German Occupation and Murder of the Majority of the City’s Jews
With the German invasion of the Soviet Union on 22 June 1941, a few Jews fled from Nieśwież to the Soviet Union with the retreating Soviet Army. On the eve of the German occupation in June 1941, some 4,600 Jews lived in the city.
On 27 June 1941 the Germans occupied Nieśwież, and within a few days, anti-Jewish measures were enacted. Early measures included the obligation to wear the Yellow Star, the prohibition on walking on sidewalks, the prohibition on relations with non-Jews, and recruitment to forced labor. The Germans instituted a Judenrat and appointed a Jewish lawyer from Warsaw who had taken refuge in Nieśwież as its head.
In October, the Germans ordered the Jews of Nieśwież to pay a ransom in rubles and gold. In order to ensure the ransom’s payment, the Germans took local Jewish men as hostages. Abuse, robbery and murder of Jews became an everyday occurrence. The Jews’ silver and copper was confiscated, residents of the main streets were evicted from their homes, and every infraction of a German order was punishable by death. A number of Jews were charged with buying potatoes from peasants, and were subsequently murdered.

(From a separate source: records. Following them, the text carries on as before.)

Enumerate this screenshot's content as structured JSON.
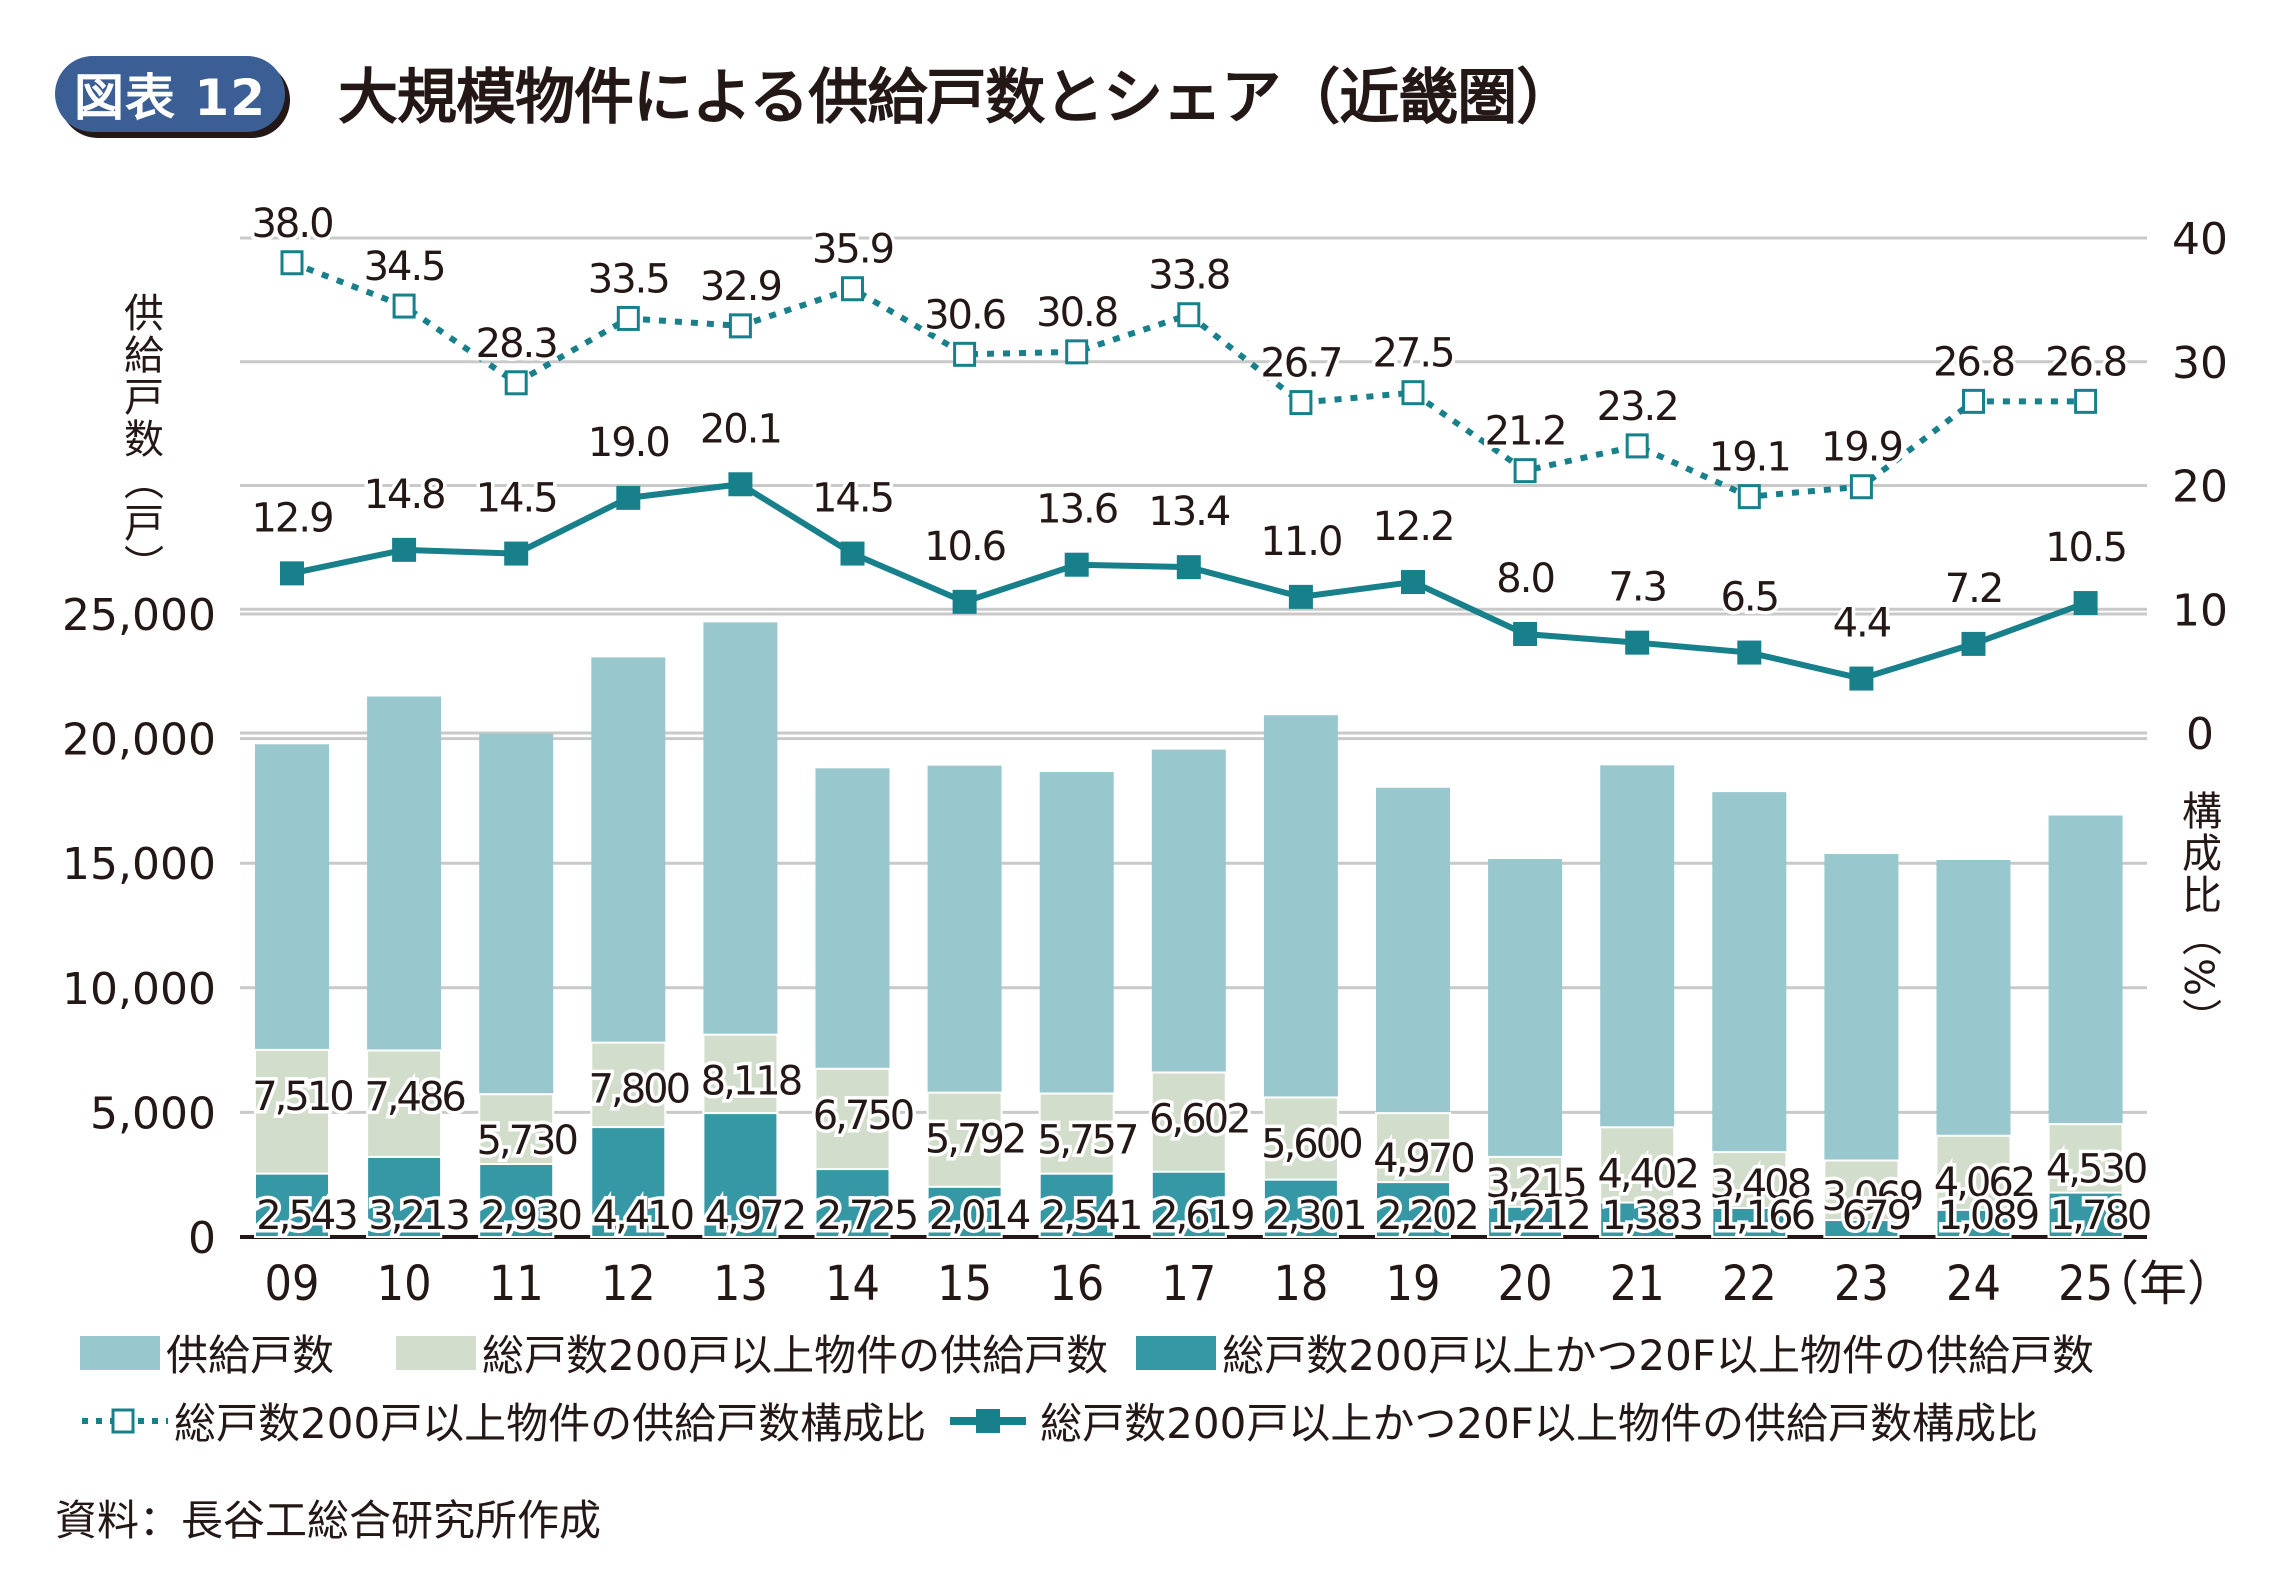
{
  "header": {
    "badge": "図表 12",
    "title": "大規模物件による供給戸数とシェア（近畿圏）"
  },
  "axes": {
    "left_label": "供給戸数（戸）",
    "right_label": "構成比（%）",
    "x_unit": "（年）"
  },
  "source": "資料：長谷工総合研究所作成",
  "colors": {
    "total": "#98c7cd",
    "over200": "#d3ddcb",
    "over200_20f": "#3598a4",
    "line": "#17808b",
    "grid": "#c9c9c9",
    "badge": "#3b5e95"
  },
  "chart_data": {
    "type": "bar",
    "title": "大規模物件による供給戸数とシェア（近畿圏）",
    "xlabel": "（年）",
    "ylabel": "供給戸数（戸）",
    "y2label": "構成比（%）",
    "categories": [
      "09",
      "10",
      "11",
      "12",
      "13",
      "14",
      "15",
      "16",
      "17",
      "18",
      "19",
      "20",
      "21",
      "22",
      "23",
      "24",
      "25"
    ],
    "ylim": [
      0,
      25000
    ],
    "yticks": [
      "0",
      "5,000",
      "10,000",
      "15,000",
      "20,000",
      "25,000"
    ],
    "y2lim": [
      0,
      40
    ],
    "y2ticks": [
      "0",
      "10",
      "20",
      "30",
      "40"
    ],
    "grid": true,
    "legend_position": "bottom",
    "series": [
      {
        "name": "供給戸数",
        "type": "bar",
        "axis": "left",
        "values": [
          19772,
          21689,
          20201,
          23258,
          24665,
          18807,
          18914,
          18660,
          19558,
          20938,
          18027,
          15168,
          18926,
          17852,
          15369,
          15128,
          16913
        ]
      },
      {
        "name": "総戸数200戸以上物件の供給戸数",
        "type": "bar",
        "axis": "left",
        "values": [
          7510,
          7486,
          5730,
          7800,
          8118,
          6750,
          5792,
          5757,
          6602,
          5600,
          4970,
          3215,
          4402,
          3408,
          3069,
          4062,
          4530
        ],
        "labels": [
          "7,510",
          "7,486",
          "5,730",
          "7,800",
          "8,118",
          "6,750",
          "5,792",
          "5,757",
          "6,602",
          "5,600",
          "4,970",
          "3,215",
          "4,402",
          "3,408",
          "3,069",
          "4,062",
          "4,530"
        ]
      },
      {
        "name": "総戸数200戸以上かつ20F以上物件の供給戸数",
        "type": "bar",
        "axis": "left",
        "values": [
          2543,
          3213,
          2930,
          4410,
          4972,
          2725,
          2014,
          2541,
          2619,
          2301,
          2202,
          1212,
          1383,
          1166,
          679,
          1089,
          1780
        ],
        "labels": [
          "2,543",
          "3,213",
          "2,930",
          "4,410",
          "4,972",
          "2,725",
          "2,014",
          "2,541",
          "2,619",
          "2,301",
          "2,202",
          "1,212",
          "1,383",
          "1,166",
          "679",
          "1,089",
          "1,780"
        ]
      },
      {
        "name": "総戸数200戸以上物件の供給戸数構成比",
        "type": "line",
        "style": "dotted",
        "marker": "open-square",
        "axis": "right",
        "values": [
          38.0,
          34.5,
          28.3,
          33.5,
          32.9,
          35.9,
          30.6,
          30.8,
          33.8,
          26.7,
          27.5,
          21.2,
          23.2,
          19.1,
          19.9,
          26.8,
          26.8
        ],
        "labels": [
          "38.0",
          "34.5",
          "28.3",
          "33.5",
          "32.9",
          "35.9",
          "30.6",
          "30.8",
          "33.8",
          "26.7",
          "27.5",
          "21.2",
          "23.2",
          "19.1",
          "19.9",
          "26.8",
          "26.8"
        ]
      },
      {
        "name": "総戸数200戸以上かつ20F以上物件の供給戸数構成比",
        "type": "line",
        "style": "solid",
        "marker": "filled-square",
        "axis": "right",
        "values": [
          12.9,
          14.8,
          14.5,
          19.0,
          20.1,
          14.5,
          10.6,
          13.6,
          13.4,
          11.0,
          12.2,
          8.0,
          7.3,
          6.5,
          4.4,
          7.2,
          10.5
        ],
        "labels": [
          "12.9",
          "14.8",
          "14.5",
          "19.0",
          "20.1",
          "14.5",
          "10.6",
          "13.6",
          "13.4",
          "11.0",
          "12.2",
          "8.0",
          "7.3",
          "6.5",
          "4.4",
          "7.2",
          "10.5"
        ]
      }
    ]
  },
  "legend": [
    {
      "label": "供給戸数",
      "kind": "swatch",
      "color": "#98c7cd"
    },
    {
      "label": "総戸数200戸以上物件の供給戸数",
      "kind": "swatch",
      "color": "#d3ddcb"
    },
    {
      "label": "総戸数200戸以上かつ20F以上物件の供給戸数",
      "kind": "swatch",
      "color": "#3598a4"
    },
    {
      "label": "総戸数200戸以上物件の供給戸数構成比",
      "kind": "dotted-line-open-square"
    },
    {
      "label": "総戸数200戸以上かつ20F以上物件の供給戸数構成比",
      "kind": "solid-line-filled-square"
    }
  ]
}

On 29 October 1941, the Judenrat was ordered to gather all the Jews in the market square. The following day, after hours of waiting in the square, 685 professionals and their families were separated from the others. The remaining Jews, some 4,000 men, women and children, were taken to pits that had been prepared in advanced in the Nieśwież palace garden, and to pits that had been dug about 3 km away from the city, on the way to Snow. The Jews were forced to undress, and were shot to death into the pits. The murderers were members of a Lithuanian murder squad, German gendarmes and members of Einsatzkommando 8.